Lois: Blooper? You could've really been hurt! You have super-vision, super-smell, and nearly all other kinds of super senses. Can't you somehow detect this stuff from far away?
Superman: Gee, you're right, I really should--
(Superman is about to take a bite of a sandwich, Lois knocks it away)
Lois: Clark, that sandwich had Kryptonite in it!
Superman: Haha, man, talk about a brain fart.
Lois: Jesus, Clark...you could've...you could've died.
Tuesday, March 11, 2008
Medical Drama Strike
Although the writer's strike has ended, few people know that there's still another ongoing strike yet to be resolved--the Medical Drama Consultants Guild strike. Many medical dramas (or "med-drams") employ these consultants to fill in complex medical jargon most drama writers would otherwise not know of, but I'm sure despite this strike this season's med-drams (or "m-ramas") will still be as riveting as ever. Let's take a sneak peak:
Nurse Sanders: Doctor, we need you in the emergency room immediately, we're losing a patient!
Dr. Wells: God dammit, not on my shift!
(enters operating room)
Dr. Jenkins: We're not quite positive, but we think he has leukemia of the face, sir.
Dr. Wells: Jenkins, I need 100 cc's of scalpel! And fire up the de-bloodulator, this man's heart is about to spontaneously combust.
Dr. Jenkins: But Doctor, shouldn't we use some sort of uh...like cutting device...and make a...cut...around the patient's...tum-tum?
Dr. Wells: Make a Class 5 incision in the stomach bone?! There's no time. Bring me those little shocking thingies that automatically save a person's life.
Dr. Jenkins: Alright, shock thingies set to a million volts.
Dr. Wells: And clear!
Dr. Jenkins: Huh?
Dr.
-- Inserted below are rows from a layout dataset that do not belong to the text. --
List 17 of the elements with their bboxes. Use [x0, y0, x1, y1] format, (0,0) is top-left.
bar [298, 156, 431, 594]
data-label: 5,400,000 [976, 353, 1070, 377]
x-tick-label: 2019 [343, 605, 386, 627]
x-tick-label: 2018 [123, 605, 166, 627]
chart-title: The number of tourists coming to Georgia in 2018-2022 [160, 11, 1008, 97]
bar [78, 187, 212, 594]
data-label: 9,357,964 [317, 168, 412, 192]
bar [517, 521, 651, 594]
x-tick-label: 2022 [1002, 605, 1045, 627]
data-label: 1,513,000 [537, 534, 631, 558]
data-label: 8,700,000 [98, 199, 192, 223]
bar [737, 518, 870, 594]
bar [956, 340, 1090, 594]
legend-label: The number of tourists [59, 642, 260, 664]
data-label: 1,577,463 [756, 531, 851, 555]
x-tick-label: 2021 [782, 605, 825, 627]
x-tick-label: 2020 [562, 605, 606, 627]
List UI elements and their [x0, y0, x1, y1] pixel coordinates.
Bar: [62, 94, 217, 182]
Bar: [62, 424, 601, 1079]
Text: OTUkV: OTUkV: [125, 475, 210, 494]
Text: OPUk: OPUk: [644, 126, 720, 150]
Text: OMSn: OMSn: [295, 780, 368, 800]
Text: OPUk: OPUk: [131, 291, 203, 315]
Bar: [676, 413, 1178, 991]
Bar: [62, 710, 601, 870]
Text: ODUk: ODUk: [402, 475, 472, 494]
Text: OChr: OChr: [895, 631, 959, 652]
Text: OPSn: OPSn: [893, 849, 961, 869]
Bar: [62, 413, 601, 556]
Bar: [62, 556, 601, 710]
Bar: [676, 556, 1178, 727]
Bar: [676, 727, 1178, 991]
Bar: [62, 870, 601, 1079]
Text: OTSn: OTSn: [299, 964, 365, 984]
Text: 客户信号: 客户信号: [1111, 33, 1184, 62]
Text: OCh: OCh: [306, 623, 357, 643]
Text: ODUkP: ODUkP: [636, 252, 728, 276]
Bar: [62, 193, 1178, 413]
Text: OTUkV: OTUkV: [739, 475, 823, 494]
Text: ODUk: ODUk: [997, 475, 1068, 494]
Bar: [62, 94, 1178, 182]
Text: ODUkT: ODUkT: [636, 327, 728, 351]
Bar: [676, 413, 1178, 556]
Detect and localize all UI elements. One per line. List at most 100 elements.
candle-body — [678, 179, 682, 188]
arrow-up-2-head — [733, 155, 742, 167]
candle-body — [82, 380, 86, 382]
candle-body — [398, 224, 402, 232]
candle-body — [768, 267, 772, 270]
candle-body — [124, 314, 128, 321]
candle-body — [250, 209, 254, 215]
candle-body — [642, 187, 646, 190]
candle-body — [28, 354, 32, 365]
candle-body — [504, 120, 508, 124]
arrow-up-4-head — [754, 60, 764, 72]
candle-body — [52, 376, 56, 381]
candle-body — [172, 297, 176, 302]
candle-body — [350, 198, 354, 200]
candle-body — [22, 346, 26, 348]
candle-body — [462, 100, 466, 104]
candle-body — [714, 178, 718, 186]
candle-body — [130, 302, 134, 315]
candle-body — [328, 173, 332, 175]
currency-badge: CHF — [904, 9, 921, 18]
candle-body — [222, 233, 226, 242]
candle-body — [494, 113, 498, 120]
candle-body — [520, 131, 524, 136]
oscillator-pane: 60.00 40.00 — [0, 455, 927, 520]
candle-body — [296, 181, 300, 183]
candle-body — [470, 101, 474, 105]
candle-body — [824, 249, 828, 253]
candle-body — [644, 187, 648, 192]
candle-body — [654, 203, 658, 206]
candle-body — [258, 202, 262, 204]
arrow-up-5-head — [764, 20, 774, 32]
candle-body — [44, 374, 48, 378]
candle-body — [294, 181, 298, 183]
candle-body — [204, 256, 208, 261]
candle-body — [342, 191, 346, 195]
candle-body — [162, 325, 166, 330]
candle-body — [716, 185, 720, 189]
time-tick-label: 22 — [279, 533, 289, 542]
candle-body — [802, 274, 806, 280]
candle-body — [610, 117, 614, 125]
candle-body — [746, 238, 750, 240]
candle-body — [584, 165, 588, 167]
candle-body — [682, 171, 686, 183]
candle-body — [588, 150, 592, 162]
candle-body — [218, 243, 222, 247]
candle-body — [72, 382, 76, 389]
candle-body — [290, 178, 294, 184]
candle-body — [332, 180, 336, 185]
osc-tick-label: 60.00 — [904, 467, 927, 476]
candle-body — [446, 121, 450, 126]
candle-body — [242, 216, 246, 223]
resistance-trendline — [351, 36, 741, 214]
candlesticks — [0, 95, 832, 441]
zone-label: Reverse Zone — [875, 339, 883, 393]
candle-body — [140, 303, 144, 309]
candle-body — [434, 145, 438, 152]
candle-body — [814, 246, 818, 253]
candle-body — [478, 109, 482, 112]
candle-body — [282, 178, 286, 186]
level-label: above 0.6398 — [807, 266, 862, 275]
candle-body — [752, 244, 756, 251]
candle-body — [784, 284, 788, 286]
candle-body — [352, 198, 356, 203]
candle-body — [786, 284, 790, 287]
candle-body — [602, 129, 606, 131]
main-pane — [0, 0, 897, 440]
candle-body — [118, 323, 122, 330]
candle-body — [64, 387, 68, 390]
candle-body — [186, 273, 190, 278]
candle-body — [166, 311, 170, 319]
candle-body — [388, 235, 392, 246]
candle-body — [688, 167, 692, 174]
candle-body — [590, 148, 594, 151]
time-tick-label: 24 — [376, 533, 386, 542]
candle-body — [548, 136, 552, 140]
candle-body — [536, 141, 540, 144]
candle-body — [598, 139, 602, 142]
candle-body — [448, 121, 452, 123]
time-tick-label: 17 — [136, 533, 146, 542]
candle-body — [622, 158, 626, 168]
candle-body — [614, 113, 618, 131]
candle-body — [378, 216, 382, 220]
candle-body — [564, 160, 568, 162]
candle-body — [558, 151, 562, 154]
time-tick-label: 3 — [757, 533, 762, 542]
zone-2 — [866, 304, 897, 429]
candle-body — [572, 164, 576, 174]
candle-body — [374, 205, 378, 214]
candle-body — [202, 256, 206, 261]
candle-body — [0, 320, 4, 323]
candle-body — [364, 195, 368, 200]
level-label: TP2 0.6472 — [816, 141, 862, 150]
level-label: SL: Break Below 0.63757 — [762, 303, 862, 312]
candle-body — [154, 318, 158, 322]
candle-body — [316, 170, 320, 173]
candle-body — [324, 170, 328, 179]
Wells: Ya know, "clear"! It's a thing I heard someone shout in an action movie once. It means like "go"!
Dr. Jenkins: Ah ok.
(administers shock, the patient wakes up)
Patient: Oh thank god, you saved me, doctor!
Dr. Wells: Nurse, can you hand me the uh...flat plastic surface, used for making writings on...
(Nurse hands him a clipboard)
Dr. Wells: Well, looks like the operation is complete. So...I guess we do some sort of celebration dance now?
Nurse Sanders: Doctor, we need you in the emergency room immediately, we're losing a patient!
Dr. Wells: God dammit, not on my shift!
(enters operating room)
Dr. Jenkins: We're not quite positive, but we think he has leukemia of the face, sir.
Dr. Wells: Jenkins, I need 100 cc's of scalpel! And fire up the de-bloodulator, this man's heart is about to spontaneously combust.
Dr. Jenkins: But Doctor, shouldn't we use some sort of uh...like cutting device...and make a...cut...around the patient's...tum-tum?
Dr. Wells: Make a Class 5 incision in the stomach bone?! There's no time. Bring me those little shocking thingies that automatically save a person's life.
Dr. Jenkins: Alright, shock thingies set to a million volts.
Dr. Wells: And clear!
Dr. Jenkins: Huh?
Dr. Wells: Ya know, "clear"! It's a thing I heard someone shout in an action movie once. It means like "go"!
Dr. Jenkins: Ah ok.
(administers shock, the patient wakes up)
Patient: Oh thank god, you saved me, doctor!
Dr. Wells: Nurse, can you hand me the uh...flat plastic surface, used for making writings on...
(Nurse hands him a clipboard)
Dr. Wells: Well, looks like the operation is complete. So...I guess we do some sort of celebration dance now?